Patient treatment involves injecting the nanoparticles just under the surface of the skin. This, scientists assert, allows T cells to take up the particles more slowly and allows the medication to stay in one’s system longer than they would if the nanoparticles were directly injected into the bloodstream. The effects of the nanoparticles last approximately one week, and researchers consider a week the optimal duration for treatment. A week gives the compound enough time to take effect but is short enough that doctors can easily curtail the treatment if a patient reports adverse effects.
During the week after injection, a dark spot will appear at the injection site. These marks, which fade after a week, can be shaped into tattoo designs by micropattern needles or placed in hidden areas.
In lab studies on rodents, these nanoparticles showed no sign of acute toxicity, so this treatment could soon become more widespread. Researchers hope that the similar nanoparticles could soon be used to deliver cancer drugs to tumors and treat other autoimmune diseases.

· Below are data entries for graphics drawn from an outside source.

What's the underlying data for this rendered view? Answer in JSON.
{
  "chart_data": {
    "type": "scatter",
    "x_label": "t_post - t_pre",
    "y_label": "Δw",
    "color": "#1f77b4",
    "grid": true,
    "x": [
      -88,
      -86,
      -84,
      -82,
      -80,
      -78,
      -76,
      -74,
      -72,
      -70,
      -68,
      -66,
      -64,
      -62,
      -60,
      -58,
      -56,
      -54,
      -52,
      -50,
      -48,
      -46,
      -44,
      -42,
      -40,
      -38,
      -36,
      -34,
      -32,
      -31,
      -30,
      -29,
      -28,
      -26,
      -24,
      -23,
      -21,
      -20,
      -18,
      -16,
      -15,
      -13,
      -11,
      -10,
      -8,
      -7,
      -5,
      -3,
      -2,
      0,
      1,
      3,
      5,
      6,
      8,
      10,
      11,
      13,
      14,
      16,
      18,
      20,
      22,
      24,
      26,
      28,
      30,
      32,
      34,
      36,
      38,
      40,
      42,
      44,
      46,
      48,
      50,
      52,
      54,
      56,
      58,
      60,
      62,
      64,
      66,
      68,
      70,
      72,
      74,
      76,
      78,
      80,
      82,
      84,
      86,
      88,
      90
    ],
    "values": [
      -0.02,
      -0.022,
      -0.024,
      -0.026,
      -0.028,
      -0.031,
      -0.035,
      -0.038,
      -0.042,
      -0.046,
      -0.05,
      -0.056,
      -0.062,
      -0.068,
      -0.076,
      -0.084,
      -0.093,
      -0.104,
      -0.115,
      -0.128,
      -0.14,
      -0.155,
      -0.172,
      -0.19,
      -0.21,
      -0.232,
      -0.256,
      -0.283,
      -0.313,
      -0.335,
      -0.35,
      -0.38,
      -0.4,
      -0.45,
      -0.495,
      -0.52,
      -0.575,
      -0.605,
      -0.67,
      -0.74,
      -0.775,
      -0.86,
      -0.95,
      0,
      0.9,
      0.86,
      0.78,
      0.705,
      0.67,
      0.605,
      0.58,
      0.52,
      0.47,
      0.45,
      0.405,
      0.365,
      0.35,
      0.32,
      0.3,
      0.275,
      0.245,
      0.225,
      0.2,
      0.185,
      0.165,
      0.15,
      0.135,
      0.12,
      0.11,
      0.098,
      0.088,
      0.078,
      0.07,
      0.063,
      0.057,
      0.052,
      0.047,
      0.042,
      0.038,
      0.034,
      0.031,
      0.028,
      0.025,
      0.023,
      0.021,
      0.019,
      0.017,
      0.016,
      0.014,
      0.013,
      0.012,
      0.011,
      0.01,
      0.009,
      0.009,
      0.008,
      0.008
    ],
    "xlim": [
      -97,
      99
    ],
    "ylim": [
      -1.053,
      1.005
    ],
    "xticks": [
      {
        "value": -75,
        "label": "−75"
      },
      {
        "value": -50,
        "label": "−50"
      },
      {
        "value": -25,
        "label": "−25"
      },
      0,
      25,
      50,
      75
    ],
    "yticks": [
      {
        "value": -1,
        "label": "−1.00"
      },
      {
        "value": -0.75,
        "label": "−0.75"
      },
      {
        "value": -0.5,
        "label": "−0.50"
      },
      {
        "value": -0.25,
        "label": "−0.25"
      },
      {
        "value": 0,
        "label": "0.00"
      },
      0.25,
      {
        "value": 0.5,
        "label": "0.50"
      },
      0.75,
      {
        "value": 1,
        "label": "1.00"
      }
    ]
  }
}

On the Hopkins campus, nanoparticles have already been used to eliminate cancerous brain cells. Associate Professor of Biomedical Engineering (BME) Jordan Green and other researchers at Hopkins have successfully used biodegradable nanoparticles to kill glioma cells in rats. In a study on the American Chemical Society’s Nano website, Hopkins researchers used ganciclovir and nanoparticles loaded with the enzyme herpes simplex virus type 1 thymidine kinase (HSVtk), to kill lab-grown glioma cells with 100 percent efficacy.
Although the process still involves injection directly to the brain, researchers hope that the treatment can be administered more systematically in the future.
Perhaps in the future, nanoparticle treatments will replace injections and invasive treatments as more permanent remedies for chronic diseases.